CHEDA J: This matter
was forwarded to me for review. Upon
perusal I formed an opinion that the sentenced imposed by the trial court was
on the lenient side.
The facts of the matter as presented by the state are herein stated
below.
The accused is a male adult residing at Magama Village, Chief Chizungu
in Mberengwa and is unemployed. Police
acting on information searched his house and found 4 dagga plants measuring
1.5m each in the house.
Accused was arrested. He was
brought to court where he pleaded guilty, was convicted and sentenced as
follows:-
“4 months
imprisonment wholly suspended for 3 years on condition the accused does not
within that period commit any offence involving unlawful use, possession or
dealing in dangerous drugs and for which upon conviction he is sentenced to
imprisonment without the option of a fine.
In addition the 4 plants of dagga are forfeited to the State.”
Upon raising the query the trial magistrate responded by stating that
the accused did not cultivate the dagga but obtained it from a friend and he
wanted to smoke it. To him that reason
was plausible enough to justify the imposition of a 4 months wholly suspended
sentence.
It is obvious that the learned trial
magistrate did not seek wise counsel from case authorities with regards to
these type of offences which authorities are in abundance at his disposal.
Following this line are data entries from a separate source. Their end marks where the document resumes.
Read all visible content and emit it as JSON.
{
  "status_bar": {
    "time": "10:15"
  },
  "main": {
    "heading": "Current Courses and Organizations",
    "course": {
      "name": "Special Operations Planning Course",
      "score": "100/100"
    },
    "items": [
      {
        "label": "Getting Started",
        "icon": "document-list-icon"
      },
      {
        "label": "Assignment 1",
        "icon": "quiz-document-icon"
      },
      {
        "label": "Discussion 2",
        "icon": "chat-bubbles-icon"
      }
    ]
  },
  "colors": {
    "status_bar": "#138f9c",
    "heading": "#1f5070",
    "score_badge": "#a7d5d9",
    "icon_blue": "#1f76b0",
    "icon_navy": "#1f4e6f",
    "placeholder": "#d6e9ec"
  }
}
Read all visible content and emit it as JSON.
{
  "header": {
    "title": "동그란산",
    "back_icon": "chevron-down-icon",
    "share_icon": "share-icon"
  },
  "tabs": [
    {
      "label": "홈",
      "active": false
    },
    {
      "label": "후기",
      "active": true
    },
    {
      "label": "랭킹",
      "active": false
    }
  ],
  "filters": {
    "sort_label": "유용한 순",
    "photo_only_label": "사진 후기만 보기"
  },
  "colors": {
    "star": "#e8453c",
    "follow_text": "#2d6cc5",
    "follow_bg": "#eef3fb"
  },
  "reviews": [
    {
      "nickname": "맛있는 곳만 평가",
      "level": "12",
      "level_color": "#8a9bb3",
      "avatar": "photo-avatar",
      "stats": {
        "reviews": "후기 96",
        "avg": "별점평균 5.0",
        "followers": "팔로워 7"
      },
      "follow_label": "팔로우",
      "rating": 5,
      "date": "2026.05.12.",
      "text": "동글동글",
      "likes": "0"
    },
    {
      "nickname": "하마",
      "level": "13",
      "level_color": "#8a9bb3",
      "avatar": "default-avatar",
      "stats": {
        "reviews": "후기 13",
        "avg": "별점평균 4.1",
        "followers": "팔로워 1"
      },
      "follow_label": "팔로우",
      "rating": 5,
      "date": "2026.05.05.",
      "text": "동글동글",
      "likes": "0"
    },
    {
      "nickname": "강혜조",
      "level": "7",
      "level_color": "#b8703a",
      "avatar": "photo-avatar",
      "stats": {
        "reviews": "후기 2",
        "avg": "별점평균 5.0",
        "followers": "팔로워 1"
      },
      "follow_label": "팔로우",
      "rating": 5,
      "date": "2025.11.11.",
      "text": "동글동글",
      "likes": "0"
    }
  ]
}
Possession of such a large quantity
of dagga can not be said to have been for personal consumption. It is clear that it was for commercial
purposes. The court found it easy to
believe the accused's story that he obtained it from a friend. With all due respect to the learned trial
magistrate, there is absolutely no legal basis for him to have believed such an
explanation as the quantity of the dagga does not support such an excuse.
Possession of dangerous drugs is
a very serious offence and the courts
have for time without number often explained the need for deterrent sentences
to be passed; see S v Aseneta HH
2/90; S v Ndou GB 34/75 and S v Chademoyo AD 218/76.
The social and health hazards of
engaging in dangerous drugs are well known by all literate persons. In S v
Sixpence HH 77/03, Hungwe J remarked that “dagga is a mind-bending and
habit forming drug,” therefore, the courts must be seen to impose sentences
which emphasize that point as opposed to sentences which are so lenient, so as
to trivialise the offence. This case is
one of those cases which has been left yawning for justice.
The learned trial magistrate has
gone further in his reasoning, that accused did not cultivate the dagga because
it was found inside the house. Again
with all due respect to him, I fail to see where the dagga would have been
placed after harvest. This reason again
is neither logical nor legal.
To impose a non-custodial sentence
in the circumstances is a misdirection on the part of the magistrate.
The sentence imposed is too lenient
and I accordingly withhold my certificate.